= Experimental ecology =

Experimental ecology is the scientific study of ecological relationships and processes using controlled experiments, mostly which focus on understanding how living organisms interact with their natural environment. Experimental ecologists have multiple methods to conduct experiments such as manipulating environmental variables in controlled settings, which help investigate how these factors affect the performance and behavior of organisms, most importantly plants. The goal of experimental ecology is to gain new knowledge into complex ecological systems, such as plant-climate relationships, species interactions, and responses to environmental changes. Data collected from these experiments is used to draw conclusions about ecological processes, patterns, and underlying mechanisms.

Experimental ecology is a new methodology in ecological research, formalized by Henrik Lundegårdh in his 1925 book, Klima und Boden. As stated above, Experimental ecology is a branch of ecology that focuses on conducting controlled experiments to understand various ecological phenomena. It involves designing and implementing experiments in natural or controlled environments to test hypotheses and investigate ecological processes. But what are the key components of these experimental ecological methods?
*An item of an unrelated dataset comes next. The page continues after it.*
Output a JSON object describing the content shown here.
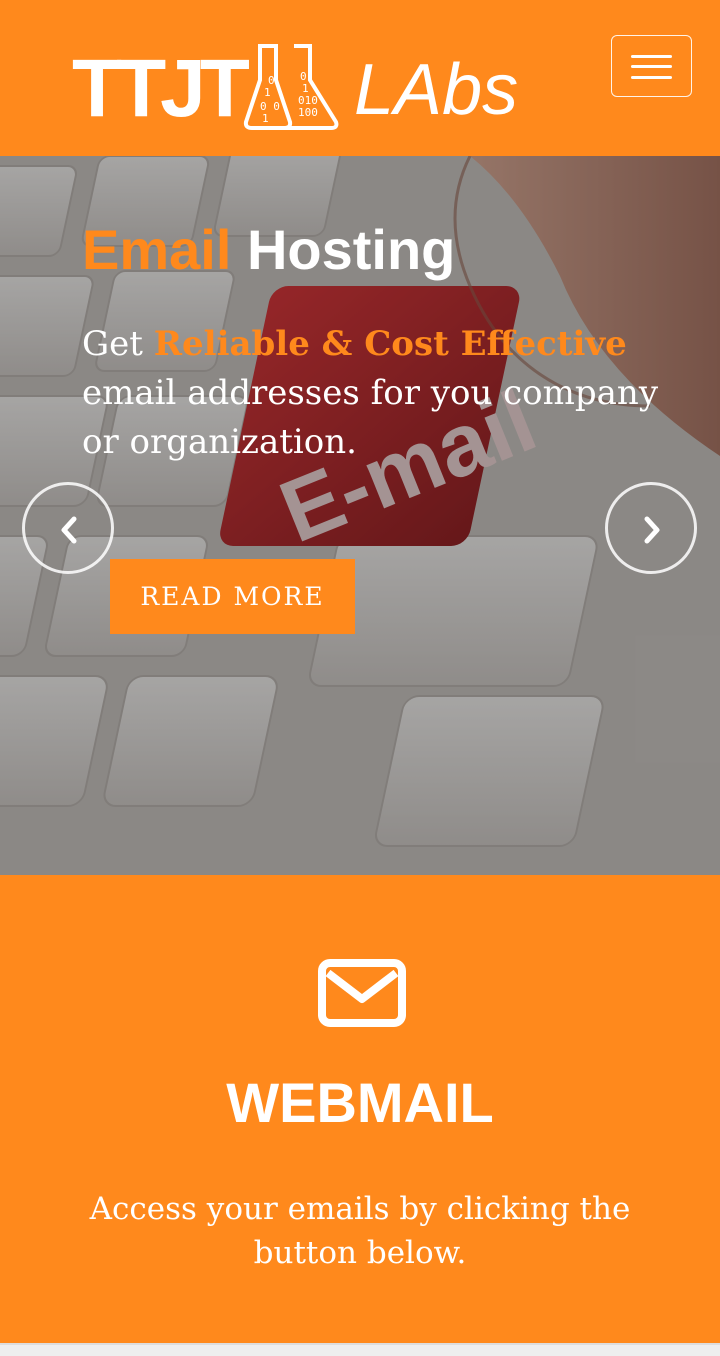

1. Hypothesis Testing: Researchers formulate hypotheses about ecological processes or relationships and design experiments to test these hypotheses under controlled conditions.
2. Controlled Environments: Experiments are often conducted in controlled environments such as laboratories, greenhouses, or mesocosms (scaled-down ecosystems). This allows researchers to manipulate specific variables while keeping other factors constant.
3. Manipulative Experiments: Researchers intentionally manipulate one or more variables within the experimental setup to observe the effects on ecological processes or organisms. These manipulations help elucidate cause-and-effect relationships.
4. Field Experiments: Some experimental ecology studies are conducted directly in natural environments, allowing researchers to observe ecological processes in their natural context while still controlling certain variables.
5. Data Collection and Analysis: Experimental ecologists collect data on relevant ecological parameters before, during, and after the experiment. Statistical analysis is then used to interpret the data and draw conclusions about the effects of experimental treatments.
6. Long-Term Studies: Some experimental ecology research involves long-term monitoring or manipulative experiments to study ecological processes over extended periods. This enables researchers to assess how ecosystems respond to environmental changes over time.
Experimental ecology plays a crucial role in advancing our understanding of ecological systems, including topics such as species interactions, population dynamics, community structure, ecosystem functioning, and responses to environmental change. This method shows much promise in the future for helping ecologists get better results in their research. Researchers in experimental ecology often publish their findings in scientific journals dedicated to ecology, environmental science, or specific subfields within ecology. Examples of such journals include Ecology, Journal of Ecology, Oecologia, and Ecological Monographs.